Understanding Signatures

The signature naming scheme for LMD is a little confusing and something I’ve received more than a few questions about, more so about what the *.unclassed signatures mean. The naming scheme (to me) is straight forward and breaks down as follows:

{SIG_FORMAT}lang/vector.type.name.ID#

The ‘SIG_FORMAT’ is either HEX or MD5 reflecting the internal format of the signature, the ‘lang/vector’ is the language or attack vector of the malware, ‘type’ is a short descriptive field for what the malware does (i.e: ircbot, mailer, injection etc…), ‘name’ is a short descriptive name unique to the piece of malware and ‘ID#’ is the internal signature ID number.

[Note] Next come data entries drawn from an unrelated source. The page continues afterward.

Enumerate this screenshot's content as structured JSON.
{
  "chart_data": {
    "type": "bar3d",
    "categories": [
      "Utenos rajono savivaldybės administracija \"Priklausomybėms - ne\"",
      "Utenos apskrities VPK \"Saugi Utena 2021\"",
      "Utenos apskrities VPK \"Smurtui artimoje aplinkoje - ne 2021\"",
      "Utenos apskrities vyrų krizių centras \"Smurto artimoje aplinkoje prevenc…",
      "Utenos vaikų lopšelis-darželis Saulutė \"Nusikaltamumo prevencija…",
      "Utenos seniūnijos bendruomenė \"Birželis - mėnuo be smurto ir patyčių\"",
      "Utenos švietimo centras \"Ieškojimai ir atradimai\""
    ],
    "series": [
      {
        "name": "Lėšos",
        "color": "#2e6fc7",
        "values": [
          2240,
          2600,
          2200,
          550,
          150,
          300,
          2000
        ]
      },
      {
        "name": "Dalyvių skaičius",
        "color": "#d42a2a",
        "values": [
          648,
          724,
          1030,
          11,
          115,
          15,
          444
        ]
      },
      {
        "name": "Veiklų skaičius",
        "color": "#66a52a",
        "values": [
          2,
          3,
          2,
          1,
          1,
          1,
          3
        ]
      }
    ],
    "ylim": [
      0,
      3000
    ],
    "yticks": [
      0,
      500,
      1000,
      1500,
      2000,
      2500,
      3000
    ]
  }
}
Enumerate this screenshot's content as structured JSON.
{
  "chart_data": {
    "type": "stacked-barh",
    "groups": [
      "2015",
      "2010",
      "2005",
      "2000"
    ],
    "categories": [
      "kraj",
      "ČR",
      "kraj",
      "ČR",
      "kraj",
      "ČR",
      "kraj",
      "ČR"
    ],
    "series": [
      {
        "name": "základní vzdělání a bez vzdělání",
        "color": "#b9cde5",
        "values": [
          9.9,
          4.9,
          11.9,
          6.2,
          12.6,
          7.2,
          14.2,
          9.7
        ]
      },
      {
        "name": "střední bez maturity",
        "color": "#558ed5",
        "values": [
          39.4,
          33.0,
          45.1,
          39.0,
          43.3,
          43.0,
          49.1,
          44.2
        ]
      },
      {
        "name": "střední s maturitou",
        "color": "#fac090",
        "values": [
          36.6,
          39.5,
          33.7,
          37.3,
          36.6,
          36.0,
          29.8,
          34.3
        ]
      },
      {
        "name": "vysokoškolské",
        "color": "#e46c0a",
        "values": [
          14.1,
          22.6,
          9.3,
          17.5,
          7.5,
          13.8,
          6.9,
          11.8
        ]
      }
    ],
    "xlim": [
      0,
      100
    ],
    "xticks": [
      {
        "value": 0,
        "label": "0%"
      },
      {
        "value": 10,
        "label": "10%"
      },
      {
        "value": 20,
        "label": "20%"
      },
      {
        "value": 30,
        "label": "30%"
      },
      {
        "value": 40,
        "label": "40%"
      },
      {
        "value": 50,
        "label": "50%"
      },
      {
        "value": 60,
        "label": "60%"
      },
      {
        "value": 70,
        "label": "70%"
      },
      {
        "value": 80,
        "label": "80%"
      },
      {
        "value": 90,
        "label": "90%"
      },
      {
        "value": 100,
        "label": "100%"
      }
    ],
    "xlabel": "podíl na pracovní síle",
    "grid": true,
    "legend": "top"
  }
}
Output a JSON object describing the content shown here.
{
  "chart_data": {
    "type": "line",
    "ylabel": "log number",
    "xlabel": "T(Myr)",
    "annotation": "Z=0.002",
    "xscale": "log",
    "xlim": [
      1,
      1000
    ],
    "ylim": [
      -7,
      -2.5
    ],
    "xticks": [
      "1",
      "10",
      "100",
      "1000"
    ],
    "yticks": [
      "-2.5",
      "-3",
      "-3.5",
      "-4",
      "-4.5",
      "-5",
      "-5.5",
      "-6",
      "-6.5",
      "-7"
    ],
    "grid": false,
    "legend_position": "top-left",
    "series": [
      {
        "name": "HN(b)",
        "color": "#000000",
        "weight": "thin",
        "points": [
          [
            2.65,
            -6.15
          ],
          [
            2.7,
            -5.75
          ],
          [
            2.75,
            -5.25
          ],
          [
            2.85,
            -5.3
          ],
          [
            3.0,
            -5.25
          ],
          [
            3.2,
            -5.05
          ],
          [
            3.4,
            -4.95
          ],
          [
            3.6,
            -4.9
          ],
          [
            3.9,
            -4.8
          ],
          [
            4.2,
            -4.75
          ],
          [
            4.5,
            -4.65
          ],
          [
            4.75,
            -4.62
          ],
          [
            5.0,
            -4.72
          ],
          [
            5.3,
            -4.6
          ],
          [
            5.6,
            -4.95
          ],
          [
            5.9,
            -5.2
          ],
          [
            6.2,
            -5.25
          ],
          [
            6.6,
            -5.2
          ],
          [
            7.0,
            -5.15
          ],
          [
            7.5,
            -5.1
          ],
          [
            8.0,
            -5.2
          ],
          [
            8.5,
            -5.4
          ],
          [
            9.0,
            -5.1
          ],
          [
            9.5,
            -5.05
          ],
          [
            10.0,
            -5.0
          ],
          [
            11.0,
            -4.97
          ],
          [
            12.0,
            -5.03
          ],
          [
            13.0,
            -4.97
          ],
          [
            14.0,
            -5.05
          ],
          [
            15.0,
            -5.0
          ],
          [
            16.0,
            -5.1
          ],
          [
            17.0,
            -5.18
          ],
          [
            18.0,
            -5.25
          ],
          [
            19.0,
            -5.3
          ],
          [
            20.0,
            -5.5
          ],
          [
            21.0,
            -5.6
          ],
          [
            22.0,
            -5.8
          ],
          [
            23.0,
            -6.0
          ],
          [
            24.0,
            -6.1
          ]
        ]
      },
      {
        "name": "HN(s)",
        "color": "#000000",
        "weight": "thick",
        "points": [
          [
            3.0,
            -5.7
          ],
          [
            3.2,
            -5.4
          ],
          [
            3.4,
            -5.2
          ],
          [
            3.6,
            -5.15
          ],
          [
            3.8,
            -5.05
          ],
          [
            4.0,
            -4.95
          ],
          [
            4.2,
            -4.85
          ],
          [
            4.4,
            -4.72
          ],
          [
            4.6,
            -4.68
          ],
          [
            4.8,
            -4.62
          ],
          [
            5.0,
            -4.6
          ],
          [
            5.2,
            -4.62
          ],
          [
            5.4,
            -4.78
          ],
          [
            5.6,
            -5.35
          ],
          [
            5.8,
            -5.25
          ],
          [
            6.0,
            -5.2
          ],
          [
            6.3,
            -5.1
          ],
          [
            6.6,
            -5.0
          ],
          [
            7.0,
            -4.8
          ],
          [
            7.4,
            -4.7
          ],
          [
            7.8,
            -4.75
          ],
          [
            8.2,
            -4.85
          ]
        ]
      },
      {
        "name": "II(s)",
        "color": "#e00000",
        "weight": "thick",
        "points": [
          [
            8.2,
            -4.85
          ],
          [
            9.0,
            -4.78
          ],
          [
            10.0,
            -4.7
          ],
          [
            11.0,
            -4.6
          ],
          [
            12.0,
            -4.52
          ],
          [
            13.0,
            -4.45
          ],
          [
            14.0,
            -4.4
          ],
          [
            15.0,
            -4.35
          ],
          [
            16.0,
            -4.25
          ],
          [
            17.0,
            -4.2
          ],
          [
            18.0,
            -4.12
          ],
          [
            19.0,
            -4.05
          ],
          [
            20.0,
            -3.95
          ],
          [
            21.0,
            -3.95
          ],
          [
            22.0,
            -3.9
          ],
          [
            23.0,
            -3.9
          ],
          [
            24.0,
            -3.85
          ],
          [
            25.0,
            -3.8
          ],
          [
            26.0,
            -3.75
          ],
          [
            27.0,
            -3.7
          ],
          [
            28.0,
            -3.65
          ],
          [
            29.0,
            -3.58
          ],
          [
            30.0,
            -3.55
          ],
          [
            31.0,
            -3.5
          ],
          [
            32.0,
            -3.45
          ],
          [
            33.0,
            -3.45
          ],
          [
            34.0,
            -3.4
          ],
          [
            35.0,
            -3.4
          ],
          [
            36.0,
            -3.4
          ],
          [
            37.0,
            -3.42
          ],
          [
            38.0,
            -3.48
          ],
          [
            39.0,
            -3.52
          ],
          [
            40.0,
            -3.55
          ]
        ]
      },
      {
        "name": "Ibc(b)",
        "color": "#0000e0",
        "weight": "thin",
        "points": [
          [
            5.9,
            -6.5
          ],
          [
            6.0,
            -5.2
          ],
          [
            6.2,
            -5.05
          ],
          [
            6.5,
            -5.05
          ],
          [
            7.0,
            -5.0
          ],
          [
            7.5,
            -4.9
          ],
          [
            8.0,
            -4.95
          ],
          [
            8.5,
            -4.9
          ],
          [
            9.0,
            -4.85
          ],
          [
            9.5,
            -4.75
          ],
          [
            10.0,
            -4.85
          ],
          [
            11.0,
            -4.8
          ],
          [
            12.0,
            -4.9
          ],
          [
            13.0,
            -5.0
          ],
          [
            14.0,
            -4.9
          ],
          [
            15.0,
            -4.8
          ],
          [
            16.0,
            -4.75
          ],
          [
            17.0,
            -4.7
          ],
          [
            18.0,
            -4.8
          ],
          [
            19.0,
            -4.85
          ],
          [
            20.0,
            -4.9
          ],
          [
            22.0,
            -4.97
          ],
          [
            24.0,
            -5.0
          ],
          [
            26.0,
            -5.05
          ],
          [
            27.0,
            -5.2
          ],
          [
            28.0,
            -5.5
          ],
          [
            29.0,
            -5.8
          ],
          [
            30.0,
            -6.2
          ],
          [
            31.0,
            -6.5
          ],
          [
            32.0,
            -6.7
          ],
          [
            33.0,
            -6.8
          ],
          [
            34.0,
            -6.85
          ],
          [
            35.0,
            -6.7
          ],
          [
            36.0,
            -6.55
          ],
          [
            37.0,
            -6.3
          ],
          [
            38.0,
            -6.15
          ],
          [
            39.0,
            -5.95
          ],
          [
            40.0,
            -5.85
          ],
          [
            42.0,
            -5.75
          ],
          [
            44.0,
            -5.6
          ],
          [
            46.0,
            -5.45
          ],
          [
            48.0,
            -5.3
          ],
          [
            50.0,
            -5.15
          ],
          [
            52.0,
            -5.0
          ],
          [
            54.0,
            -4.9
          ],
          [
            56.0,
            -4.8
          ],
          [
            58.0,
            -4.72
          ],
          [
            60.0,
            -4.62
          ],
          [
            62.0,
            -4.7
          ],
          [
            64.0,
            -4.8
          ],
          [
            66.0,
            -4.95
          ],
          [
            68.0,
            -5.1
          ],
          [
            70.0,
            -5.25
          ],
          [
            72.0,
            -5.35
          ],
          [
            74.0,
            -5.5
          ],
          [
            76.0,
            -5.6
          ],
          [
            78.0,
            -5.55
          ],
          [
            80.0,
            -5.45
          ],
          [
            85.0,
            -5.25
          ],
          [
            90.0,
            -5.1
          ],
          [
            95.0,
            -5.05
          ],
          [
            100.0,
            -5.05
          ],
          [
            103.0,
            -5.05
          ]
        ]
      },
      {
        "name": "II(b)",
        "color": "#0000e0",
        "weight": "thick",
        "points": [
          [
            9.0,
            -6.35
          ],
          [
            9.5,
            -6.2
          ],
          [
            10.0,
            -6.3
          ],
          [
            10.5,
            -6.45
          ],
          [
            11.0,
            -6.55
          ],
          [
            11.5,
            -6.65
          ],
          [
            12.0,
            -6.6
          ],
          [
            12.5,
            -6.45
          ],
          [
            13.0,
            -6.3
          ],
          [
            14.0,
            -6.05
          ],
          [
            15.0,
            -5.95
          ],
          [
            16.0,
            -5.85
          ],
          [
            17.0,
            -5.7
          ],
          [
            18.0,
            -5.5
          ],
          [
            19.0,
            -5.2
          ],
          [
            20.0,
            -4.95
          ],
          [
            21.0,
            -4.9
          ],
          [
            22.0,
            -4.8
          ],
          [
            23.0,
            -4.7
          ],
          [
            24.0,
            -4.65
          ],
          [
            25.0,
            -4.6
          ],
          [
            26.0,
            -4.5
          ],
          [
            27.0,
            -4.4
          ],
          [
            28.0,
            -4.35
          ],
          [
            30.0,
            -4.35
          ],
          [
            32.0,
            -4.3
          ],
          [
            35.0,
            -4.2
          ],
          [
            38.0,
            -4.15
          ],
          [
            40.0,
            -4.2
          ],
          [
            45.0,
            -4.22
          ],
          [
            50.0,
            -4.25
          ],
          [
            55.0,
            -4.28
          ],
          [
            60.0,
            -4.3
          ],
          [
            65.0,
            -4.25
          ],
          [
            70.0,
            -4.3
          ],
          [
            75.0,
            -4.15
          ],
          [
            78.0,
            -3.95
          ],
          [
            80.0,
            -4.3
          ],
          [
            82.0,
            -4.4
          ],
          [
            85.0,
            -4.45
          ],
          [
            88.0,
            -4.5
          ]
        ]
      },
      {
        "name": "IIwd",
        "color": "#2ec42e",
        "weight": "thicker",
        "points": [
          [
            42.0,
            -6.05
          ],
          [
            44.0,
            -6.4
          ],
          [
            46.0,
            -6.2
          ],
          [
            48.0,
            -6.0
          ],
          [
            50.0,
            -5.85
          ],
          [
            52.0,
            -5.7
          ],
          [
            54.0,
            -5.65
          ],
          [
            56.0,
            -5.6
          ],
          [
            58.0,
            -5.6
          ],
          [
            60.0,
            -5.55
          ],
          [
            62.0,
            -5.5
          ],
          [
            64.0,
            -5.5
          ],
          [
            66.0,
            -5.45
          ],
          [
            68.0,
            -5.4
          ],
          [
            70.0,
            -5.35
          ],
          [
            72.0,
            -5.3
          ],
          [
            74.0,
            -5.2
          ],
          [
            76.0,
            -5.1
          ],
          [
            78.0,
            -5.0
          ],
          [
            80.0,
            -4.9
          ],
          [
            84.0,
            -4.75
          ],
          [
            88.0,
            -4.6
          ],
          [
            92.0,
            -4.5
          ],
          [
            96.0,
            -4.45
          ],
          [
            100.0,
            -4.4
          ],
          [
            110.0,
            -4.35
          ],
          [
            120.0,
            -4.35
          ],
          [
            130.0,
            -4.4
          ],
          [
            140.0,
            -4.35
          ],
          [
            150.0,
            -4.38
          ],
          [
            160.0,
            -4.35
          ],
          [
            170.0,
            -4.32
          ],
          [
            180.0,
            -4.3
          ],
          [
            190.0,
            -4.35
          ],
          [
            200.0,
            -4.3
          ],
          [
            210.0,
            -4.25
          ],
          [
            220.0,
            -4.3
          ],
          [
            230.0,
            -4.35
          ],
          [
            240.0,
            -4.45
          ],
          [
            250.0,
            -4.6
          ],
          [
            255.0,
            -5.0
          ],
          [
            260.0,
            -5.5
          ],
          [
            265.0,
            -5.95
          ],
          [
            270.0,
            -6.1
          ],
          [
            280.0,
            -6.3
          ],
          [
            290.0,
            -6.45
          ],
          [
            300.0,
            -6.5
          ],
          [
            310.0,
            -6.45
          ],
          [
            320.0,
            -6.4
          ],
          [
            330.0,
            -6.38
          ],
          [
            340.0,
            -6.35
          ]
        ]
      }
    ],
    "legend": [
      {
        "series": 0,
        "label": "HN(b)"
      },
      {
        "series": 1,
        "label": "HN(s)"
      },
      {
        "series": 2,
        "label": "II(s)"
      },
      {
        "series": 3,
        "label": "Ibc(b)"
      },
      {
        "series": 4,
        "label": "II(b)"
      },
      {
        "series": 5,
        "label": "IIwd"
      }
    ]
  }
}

What some people appear confused about is signatures such as ‘{HEX}base64.inject.unclassed.7’ that use the term “unclassed” for the name field. Essentially, signatures that are unclassed represent a group of malware that is not necessarily unique from each other but that follows the same attack vector, such as base64 encoded scripts; there are hundreds of these scripts and in encoded form it doesn’t really matter what they do, we are detecting the encoded format not the decoded, so they get lumped together. In other instances, I will throw some malware into an unclassed group when it is very new and I have not had time yet for processing it into its own classification, for example the web.malware.unclassed is a dumping ground for allot of malware that is newly submitted, which I have reviewed and confirmed IS MALWARE but have not yet classified it or determined if it is a variant of an existing malware classification.

It needs to be understood that the processing of malware is mostly a manual task, though there are some elements of it that are automated, the actual review of each malware file is done by hand to remove the chance of false positives — keeping LMD accurate and reliable. As such, not all malware makes it into a classification group right away, the important part is that malware is reviewed, verified and signatures generated for it in a timely fashion. I process malware daily from the network edge IPS system at work, from user submitted files and from various malware news groups / web sites and the priority is getting the signatures up for in the wild threats. The signature name/classification serves informative purposes, yes it is important but not as important as the actual verification and signature generation.